9.7. Eliminate Spams, Phishing, and Redundant Computing Techniques

ML algorithms are used to guard organizations effectively against phishing and spam attacks. Stealing one’s sensitive and confidential data comes under phishing techniques as accessing someone’s credit card, login details, and banking information. AI cyber security is here to efficiently identify malicious and suspicious emails to alert and protect a business or a person. Also, it is involved in eliminating redundant computing techniques to save IT analysts' time.

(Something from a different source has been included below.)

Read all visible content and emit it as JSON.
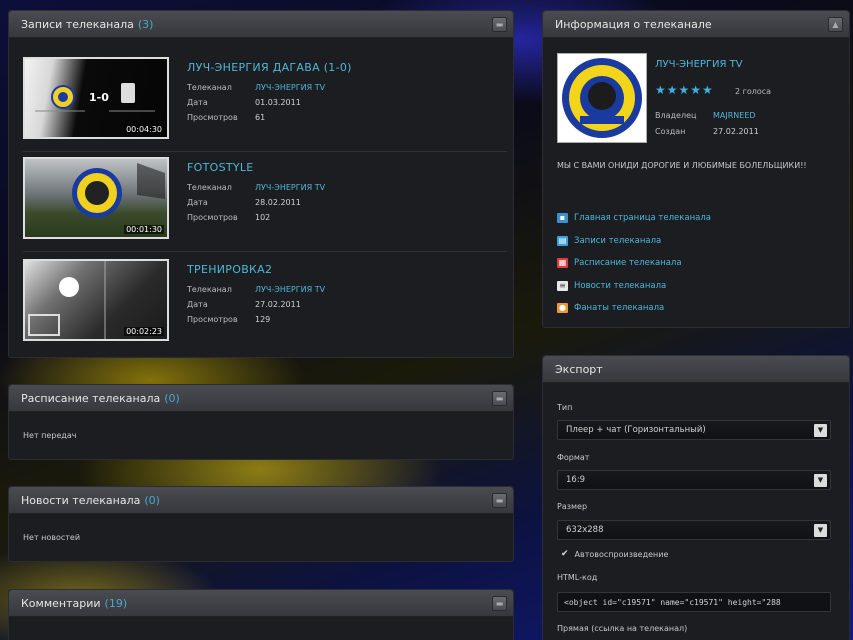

9.8. Securing Authentication Protocols

Many websites demand user login for making online payments or filling in forms for some purposes. Such businesses or websites need authentication protocols for backends safety purposes. AI can secure this system with another security layer by asking for physical recognition. Advanced AI cybersecurity techniques, including fingerprint scanners, reCAPTCHA, and facial recognition, identify a person on the other end of the loop instead of a robot. It then proves only authentic logins via accessing main data points.

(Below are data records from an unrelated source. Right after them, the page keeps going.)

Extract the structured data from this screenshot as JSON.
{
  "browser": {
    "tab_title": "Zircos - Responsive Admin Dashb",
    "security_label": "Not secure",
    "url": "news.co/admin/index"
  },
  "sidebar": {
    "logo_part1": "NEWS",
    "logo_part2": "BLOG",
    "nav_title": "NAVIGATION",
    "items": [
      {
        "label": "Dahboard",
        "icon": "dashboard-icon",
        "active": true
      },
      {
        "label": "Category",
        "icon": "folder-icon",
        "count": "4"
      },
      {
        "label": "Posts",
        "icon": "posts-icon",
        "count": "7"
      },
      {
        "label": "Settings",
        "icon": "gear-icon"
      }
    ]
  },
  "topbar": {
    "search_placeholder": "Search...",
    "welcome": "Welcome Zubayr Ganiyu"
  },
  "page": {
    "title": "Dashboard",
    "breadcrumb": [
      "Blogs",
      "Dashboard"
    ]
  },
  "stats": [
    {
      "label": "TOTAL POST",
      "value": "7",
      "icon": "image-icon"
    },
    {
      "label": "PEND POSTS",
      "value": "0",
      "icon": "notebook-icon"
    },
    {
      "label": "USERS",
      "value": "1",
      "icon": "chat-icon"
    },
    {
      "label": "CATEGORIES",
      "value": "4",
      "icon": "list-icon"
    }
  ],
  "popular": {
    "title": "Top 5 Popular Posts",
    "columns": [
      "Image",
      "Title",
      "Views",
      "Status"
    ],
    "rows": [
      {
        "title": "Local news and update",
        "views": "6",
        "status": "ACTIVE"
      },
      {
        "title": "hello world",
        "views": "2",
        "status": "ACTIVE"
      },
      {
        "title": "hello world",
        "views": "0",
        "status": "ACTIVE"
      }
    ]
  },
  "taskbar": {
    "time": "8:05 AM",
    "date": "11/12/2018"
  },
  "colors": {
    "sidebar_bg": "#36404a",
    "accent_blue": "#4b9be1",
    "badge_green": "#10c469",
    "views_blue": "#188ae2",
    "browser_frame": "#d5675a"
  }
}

9.9. Manages Duplicate Cybersecurity Processes

Cybercriminal keeps on changing tactics, but the basic security practices of organizations remain the same. So, it is not the right solution to hire a security expert as they may get bored of their job and miss an important security task leading to exposure of the network. Similarly, repetitive cybersecurity tasks could bore the security staff where AI in security helps check basic security threats. It analyzes the network carefully and finds if any threats are present, that may cause severe damage to your business in the long or short term.

9.10. Hunts Zero-Day Exploits

A zero-day attack is one of the biggest challenges in cybersecurity. It happens when perpetrators manipulate a software’s vulnerability by exploiting an unpatched susceptibility. Traditional security methods like antivirus software cannot detect or exploit these threats. Here deep learning help uncover hidden patterns and become more trained to identify zero-day attacks.


A quick overview is here:

  • Detecting viruses: AI is efficient at evaluating terabytes of data in a shorter time and unhide suspicious codes in fragments quickly.
  • Creating a virus database: Artificial intelligence stores information and processes it to learn from past detected threats.
  • Optimizing the functionality: Smart insights created by AI help enterprises improve their intelligent system and reduce the chances of further attacks.
  • Predicting the moves of cybercriminals: AI-enabled systems analyze existing issues, security threats, and trends to forecast possible security developments.

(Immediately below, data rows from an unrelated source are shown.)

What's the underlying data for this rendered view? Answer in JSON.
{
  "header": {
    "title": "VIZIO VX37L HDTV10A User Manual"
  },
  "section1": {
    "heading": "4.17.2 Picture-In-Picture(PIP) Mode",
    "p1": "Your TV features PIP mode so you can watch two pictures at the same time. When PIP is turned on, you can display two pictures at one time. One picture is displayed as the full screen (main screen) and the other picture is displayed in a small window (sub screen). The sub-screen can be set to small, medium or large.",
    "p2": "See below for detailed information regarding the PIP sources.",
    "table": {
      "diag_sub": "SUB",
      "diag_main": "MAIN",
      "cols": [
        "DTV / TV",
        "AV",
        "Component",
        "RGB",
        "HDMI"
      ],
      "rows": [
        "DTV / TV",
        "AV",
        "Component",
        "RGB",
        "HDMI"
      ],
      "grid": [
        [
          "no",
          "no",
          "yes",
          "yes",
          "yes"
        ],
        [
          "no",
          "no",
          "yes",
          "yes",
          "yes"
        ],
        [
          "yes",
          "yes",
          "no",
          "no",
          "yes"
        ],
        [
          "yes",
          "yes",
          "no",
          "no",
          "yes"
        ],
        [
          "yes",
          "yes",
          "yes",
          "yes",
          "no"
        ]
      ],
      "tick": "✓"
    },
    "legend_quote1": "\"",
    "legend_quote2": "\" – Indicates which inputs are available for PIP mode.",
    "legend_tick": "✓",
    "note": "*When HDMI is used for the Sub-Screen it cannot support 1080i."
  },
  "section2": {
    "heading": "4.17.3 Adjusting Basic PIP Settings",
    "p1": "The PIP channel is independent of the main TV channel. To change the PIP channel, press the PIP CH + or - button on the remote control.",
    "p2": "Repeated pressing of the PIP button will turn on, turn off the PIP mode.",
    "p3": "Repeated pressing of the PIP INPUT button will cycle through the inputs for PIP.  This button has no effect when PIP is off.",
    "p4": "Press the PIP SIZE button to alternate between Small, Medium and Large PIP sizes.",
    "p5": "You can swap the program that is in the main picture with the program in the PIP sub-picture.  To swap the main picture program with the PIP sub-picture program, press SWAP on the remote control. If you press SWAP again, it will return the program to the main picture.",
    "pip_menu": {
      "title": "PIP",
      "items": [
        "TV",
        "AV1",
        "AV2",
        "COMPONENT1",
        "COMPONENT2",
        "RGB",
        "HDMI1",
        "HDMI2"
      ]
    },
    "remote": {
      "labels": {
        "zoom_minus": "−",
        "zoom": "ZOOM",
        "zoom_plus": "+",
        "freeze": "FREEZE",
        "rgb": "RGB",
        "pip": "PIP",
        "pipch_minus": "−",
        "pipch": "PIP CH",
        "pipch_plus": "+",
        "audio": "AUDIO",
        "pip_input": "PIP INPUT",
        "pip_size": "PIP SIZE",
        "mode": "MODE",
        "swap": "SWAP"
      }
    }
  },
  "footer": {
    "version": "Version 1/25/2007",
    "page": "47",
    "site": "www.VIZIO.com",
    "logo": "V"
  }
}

AI offers exceptional benefits in cybersecurity but comes with some limitations. Let’s discuss:

11.1. Not 100% Secure

AI for cyber security is relatively a new strategy that is not advanced enough to offer 100% solutions. AI-based techniques should implement validation procedures to ensure network protection. In simple words, artificial intelligence in security systems alarm something that if found doubtful and flag it as threatening. It creates alerts for unusual activities, and then human analysts investigate them.

11.2. Expensive

The use and implementation of artificial intelligence in network security are increasing daily. It will also increase the demand for AI experts who will be less or hard to find. That's why spending more to get competitive personal or organizational security solutions is required. However, one should set the budget of creating robust artificial intelligence in security systems that achieves a high-security goal rather than spending blindly on the latest AI solutions.


Organizations predict that more hackers will start and keep using AI and cybersecurity in the future where specific security tools fail to overcome risk. Same way, organizations cannot afford heavy viruses, ransomware, malware, and other critical cyber threats. Adopting AI solutions help businesses to spend less effort and time on daily security tasks and keep their systems secure. Soon, no business will leave without AI in their systems; don't wait for custom tools to apply AI on; let's play via building personal security tools/ software.